GIOVANNI RUFFINO
Qualche anno fa provai a costruire una sorta di mappa che
considerasse i diversi aspetti della cultura popolare - che è cultura
dialettale - alla fine del secondo millennio. E provai anche e misurarne i
diversi gradi di vitalità. In questa mappa il settore dei proverbi e delle
locuzioni proverbiali manifestava segni vistosi di regressione, così come altri
settori della cultura orale, della cultura materiale, della ritualità
devozionale. In un contesto siffatto, caratterizzato - a partire dalla metà
degli Anni Cinquanta del secolo scorso - da un esodo biblico dalle campagne e
da un processo di delegittimazione dei saperi tradizionali, si manifesta e si
percepisce un crescente interesse per i valori della cultura popolare
declinante, per le tradizioni orali, per le varietà dialettali. Protagonisti di
questo rinnovato interesse sono, assieme a gruppi di ricerca impegnati nelle
università, numerosi intellettuali operanti nelle comunità locali, molti
insegnanti e dirigenti scolastici, i quali hanno offerto e offrono validi
contributi alla conoscenza e alla valorizzazione delle tradizioni popolari e
alla ricostruzione delle molteplici vicende comunitarie. A essi deve andare la
nostra gratitudine. Dobbiamo dunque essere grati a Giuseppe Governali, uomo a
lungo impegnato nella scuola e dunque nelle trame più intime della vita
sociale, per avere documentato un importante settore della cultura tradizionale
di un significativo territorio rurale, quello di Corleone.
Questo tenace
impegno si è soprattutto dispiegato nella ricostruzione e nella documentazione
paremiografica, in un periodo in cui si comunica sempre meno “per proverbi”,
essendo ormai il detto proverbiale relegato negli anfratti della memoria. Chi
volesse cogliere pienamente il valore di questa raccolta del compianto Giuseppe
Governali, farà bene a considerare il caso paradigmatico de “I Malavoglia” di
Giovanni Verga, che ci aiuta a renderci conto di come il tessuto paremiologico
di cui è ordito il racconto, rifletta un modo di concepire la realtà, sino ad
assurgere a modello universale del comportamento. Non per niente Giovanni Verga
mette in bocca a patron ‘Ntoni l’assiomatico enunciato: “Il motto degli antichi
mai mentì”. Ma, come si è detto, i saperi paremiologici (la trama dei proverbi)

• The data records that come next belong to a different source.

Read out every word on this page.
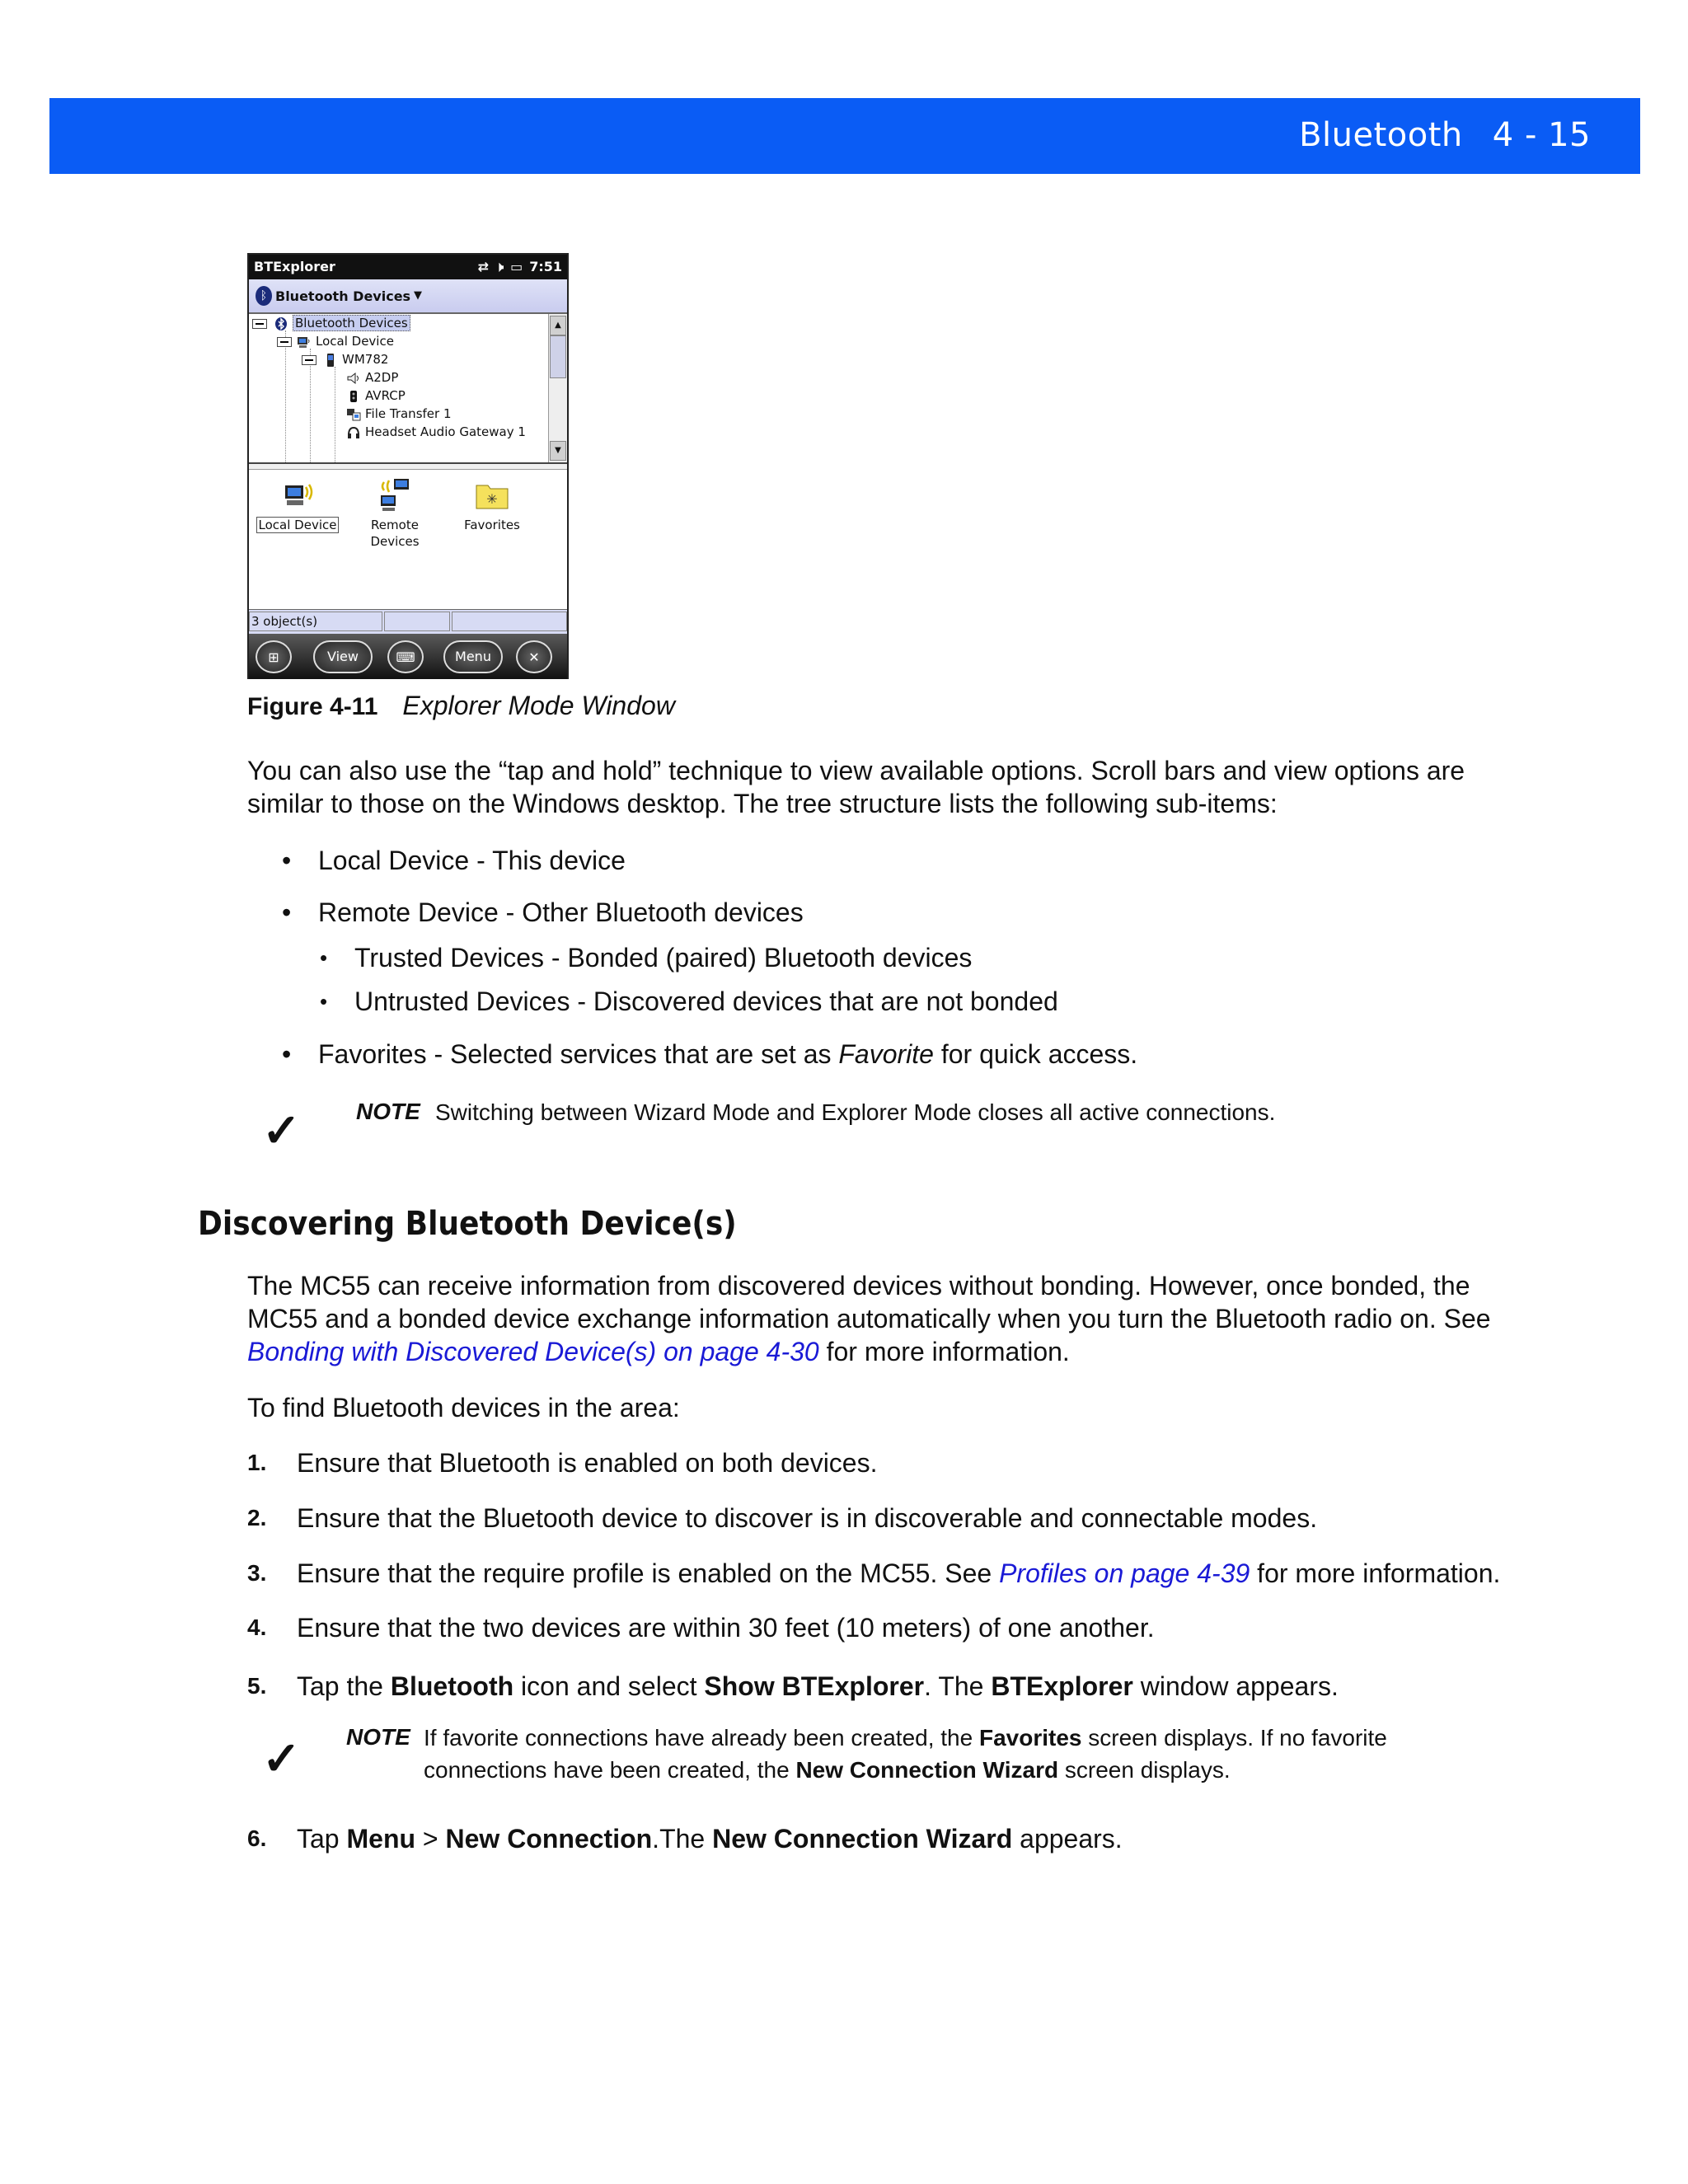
Bluetooth 4 - 15
BTExplorer	⇄ 🕨 ▭ 7:51
ᛒ Bluetooth Devices ▼
Bluetooth Devices
Local Device
WM782
A2DP
AVRCP
File Transfer 1
Headset Audio Gateway 1
▲
▼
Local Device	Remote Devices
✳
Favorites
3 object(s)
⊞	View	⌨	Menu	✕
Figure 4-11 Explorer Mode Window
You can also use the “tap and hold” technique to view available options. Scroll bars and view options are
similar to those on the Windows desktop. The tree structure lists the following sub-items:
• Local Device - This device
• Remote Device - Other Bluetooth devices
• Trusted Devices - Bonded (paired) Bluetooth devices
• Untrusted Devices - Discovered devices that are not bonded
• Favorites - Selected services that are set as Favorite for quick access.
✓ NOTE Switching between Wizard Mode and Explorer Mode closes all active connections.
Discovering Bluetooth Device(s)
The MC55 can receive information from discovered devices without bonding. However, once bonded, the
MC55 and a bonded device exchange information automatically when you turn the Bluetooth radio on. See
Bonding with Discovered Device(s) on page 4-30 for more information.
To find Bluetooth devices in the area:
1. Ensure that Bluetooth is enabled on both devices.
2. Ensure that the Bluetooth device to discover is in discoverable and connectable modes.
3. Ensure that the require profile is enabled on the MC55. See Profiles on page 4-39 for more information.
4. Ensure that the two devices are within 30 feet (10 meters) of one another.
5. Tap the Bluetooth icon and select Show BTExplorer. The BTExplorer window appears.
✓ NOTE If favorite connections have already been created, the Favorites screen displays. If no favorite
connections have been created, the New Connection Wizard screen displays.
6. Tap Menu > New Connection.The New Connection Wizard appears.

si affievoliscono e vengono meno quando le reti comunitarie e l’humus che le
alimenta, si alterano, si indeboliscono, si sfaldano. Cresce, dunque, il
desiderio - direi l’urgente necessità - di sottrarre all’oblio uno
straordinario tesoro di saggezza popolare. La cultura tradizionale può essere
documentata nella fase della sua (relativa) vitalità - come hanno fatto i
grandi demologi ottocenteschi e del primo Novecento - ma, anche, con ben
maggiori difficoltà, nella fase del suo declino o alle soglie del tramonto.
Anche per questo dobbiamo essere grati a Giuseppe Governali, il quale affida ai
corleonesi e alla Sicilia un lavoro originale e personale: non una semplice
raccolta elencativa di proverbi, ma anche un’acuta riflessione sui modelli
culturali ai quali la trama proverbiale si ispira.